One station that is common to every platform is the main tactical map. This will be immediately familiar to players of Fleet Command or Sub Command and provides a overview of the area around you showing the location of everything your sensors have detected. Its worth noting that this map only shows the best guess based on your (or the autocrew's) analysis. As result unless you are prepared to do the work to classify the contacts the autocrew give you then this map will mostly look like a mess of possible contacts and random sensor bearing lines. If your doing well on the other hand you will be able to play this game almost entirely from this screen as from here it is possible to indirectly control most of the systems of the ship, albeit with less finess than is possible from the individual system stations. So if you see yourself more as captain Ramius than a sonar analyst this is where you will be sitting. On the other hand if sonar operator is your dream job then this is the sim for you. The variety of sonar options available is at first quite bewildering - many of the platforms have active sonar, broad- and narrow-band passive sonar, systems to intercept enemy active sonar and systems to identify targets from telltale frequencies or propeller types. The frigate and the aircraft also have sonobouys that can be deployed and then used to monitor passing vessels from a distance. Subs even have remote sonar sensors that can be fired from the torpedo tubes to check the area ahead before risking your ship.
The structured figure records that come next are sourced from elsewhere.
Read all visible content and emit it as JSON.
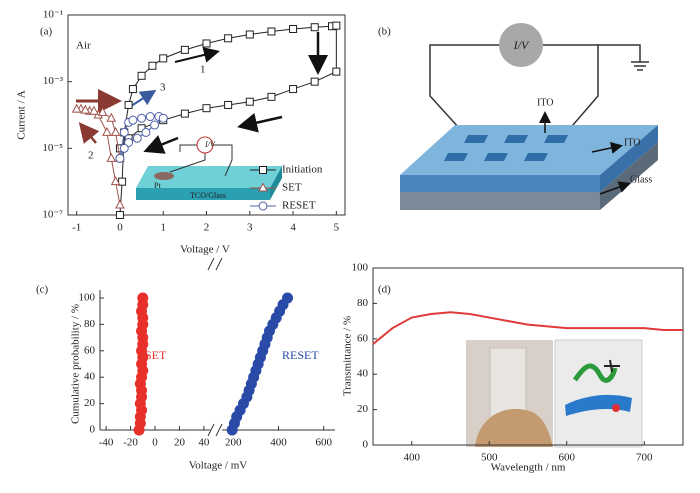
{
  "chart_data": [
    {
      "type": "line",
      "panel_label": "(a)",
      "x_label": "Voltage / V",
      "y_label": "Current / A",
      "log_y": true,
      "xlim": [
        -1.2,
        5.2
      ],
      "ylim": [
        1e-07,
        0.1
      ],
      "xticks": [
        -1,
        0,
        1,
        2,
        3,
        4,
        5
      ],
      "yticks": [
        {
          "value": 0.1,
          "label": "10⁻¹"
        },
        {
          "value": 0.001,
          "label": "10⁻³"
        },
        {
          "value": 1e-05,
          "label": "10⁻⁵"
        },
        {
          "value": 1e-07,
          "label": "10⁻⁷"
        }
      ],
      "annotations": [
        "Air",
        "1",
        "2",
        "3",
        "I/V",
        "Pt",
        "TCO/Glass"
      ],
      "legend": "lower-right",
      "series": [
        {
          "name": "Initiation",
          "color": "#222222",
          "marker": "square",
          "x": [
            0,
            0.05,
            0.1,
            0.2,
            0.3,
            0.5,
            0.75,
            1,
            1.5,
            2,
            2.5,
            3,
            3.5,
            4,
            4.5,
            4.9,
            5,
            5,
            4.5,
            4,
            3.5,
            3,
            2.5,
            2,
            1.5,
            1,
            0.5,
            0.2,
            0
          ],
          "values": [
            1e-07,
            1e-06,
            3e-05,
            0.0002,
            0.0006,
            0.0015,
            0.003,
            0.005,
            0.009,
            0.014,
            0.02,
            0.026,
            0.032,
            0.038,
            0.043,
            0.046,
            0.048,
            0.002,
            0.001,
            0.0006,
            0.00035,
            0.00025,
            0.0002,
            0.00016,
            0.00011,
            7e-05,
            4e-05,
            2e-05,
            1e-05
          ]
        },
        {
          "name": "SET",
          "color": "#a0524a",
          "marker": "triangle",
          "x": [
            0,
            -0.1,
            -0.2,
            -0.3,
            -0.5,
            -0.7,
            -0.9,
            -1,
            -0.8,
            -0.6,
            -0.4,
            -0.2,
            -0.1,
            0
          ],
          "values": [
            2e-07,
            1e-06,
            5e-06,
            3e-05,
            0.0001,
            0.00013,
            0.00015,
            0.00015,
            0.00014,
            0.00013,
            0.00012,
            8e-05,
            3e-05,
            5e-06
          ]
        },
        {
          "name": "RESET",
          "color": "#5060a8",
          "marker": "circle",
          "x": [
            0,
            0.1,
            0.2,
            0.3,
            0.5,
            0.7,
            0.9,
            1,
            0.8,
            0.6,
            0.4,
            0.2,
            0.1,
            0
          ],
          "values": [
            5e-06,
            3e-05,
            6e-05,
            7e-05,
            8e-05,
            9e-05,
            9e-05,
            8e-05,
            5e-05,
            3e-05,
            2e-05,
            1.5e-05,
            1e-05,
            5e-06
          ]
        }
      ]
    },
    {
      "type": "scatter",
      "panel_label": "(c)",
      "x_label": "Voltage / mV",
      "y_label": "Cumulative probability / %",
      "xlim": [
        -45,
        45
      ],
      "xticks": [
        -40,
        -20,
        0,
        20,
        40
      ],
      "x2lim": [
        150,
        650
      ],
      "x2ticks": [
        200,
        400,
        600
      ],
      "ylim": [
        0,
        100
      ],
      "yticks": [
        0,
        20,
        40,
        60,
        80,
        100
      ],
      "legend": "inline",
      "series": [
        {
          "name": "SET",
          "color": "#e8302a",
          "marker": "dot",
          "x": [
            -13,
            -12,
            -12,
            -11,
            -12,
            -11,
            -11,
            -12,
            -11,
            -10,
            -11,
            -10,
            -11,
            -10,
            -10,
            -11,
            -10,
            -10,
            -11,
            -10,
            -10
          ],
          "values": [
            0,
            5,
            10,
            15,
            20,
            25,
            30,
            35,
            40,
            45,
            50,
            55,
            60,
            65,
            70,
            75,
            80,
            85,
            90,
            95,
            100
          ]
        },
        {
          "name": "RESET",
          "color": "#2a4aa8",
          "marker": "dot",
          "axis": "x2",
          "x": [
            195,
            205,
            215,
            230,
            245,
            260,
            270,
            280,
            290,
            300,
            310,
            320,
            330,
            340,
            350,
            360,
            375,
            390,
            405,
            420,
            440
          ],
          "values": [
            0,
            5,
            10,
            15,
            20,
            25,
            30,
            35,
            40,
            45,
            50,
            55,
            60,
            65,
            70,
            75,
            80,
            85,
            90,
            95,
            100
          ]
        }
      ]
    },
    {
      "type": "line",
      "panel_label": "(d)",
      "x_label": "Wavelength / nm",
      "y_label": "Transmittance / %",
      "xlim": [
        350,
        750
      ],
      "xticks": [
        400,
        500,
        600,
        700
      ],
      "ylim": [
        0,
        100
      ],
      "yticks": [
        0,
        20,
        40,
        60,
        80,
        100
      ],
      "series": [
        {
          "color": "#e03a3a",
          "x": [
            350,
            375,
            400,
            425,
            450,
            475,
            500,
            525,
            550,
            575,
            600,
            625,
            650,
            675,
            700,
            725,
            750
          ],
          "values": [
            57,
            66,
            72,
            74,
            75,
            74,
            72,
            70,
            68,
            67,
            66,
            66,
            66,
            66,
            66,
            65,
            65
          ]
        }
      ]
    }
  ],
  "diagram": {
    "panel_label": "(b)",
    "meter": "I/V",
    "labels": [
      "ITO",
      "ITO",
      "Glass"
    ]
  }
}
As almost every platform has the ability to kill or disable and other platform with a single strike the emphasis of this game is predominantly on the sensor/intelligence war. If you can locate and engage your opponent before he can do the same to you then generally you get to sail home while he goes to Davy Jones's locker. As a result of this most of the game is not spent actually driving/flying the vessels - that is best left to the crew. Instead you will be glued to your passive sensor screens, trying to coax the signature of your enemy out of the background of water noises, merchant shipping and the occasional passing whale. The fact that the active sensors such as radar or active sonar have much shorter effective ranges than the intercept systems means that using one of these sensors prematurely often results in simply giving away your position. There are times that these are the correct tools but you have to be very sure that the information you will get outweighs the info you will concede. At every point in the game this balance has to guide your thinking. Do I attack that surface group now at long range with cruise missiles from my vertical launch tubes from a safe distance but risk missing due to inaccurate targeting information due to the long range or do I close and use torpedoes but risk detection and retaliation from any ship that survives.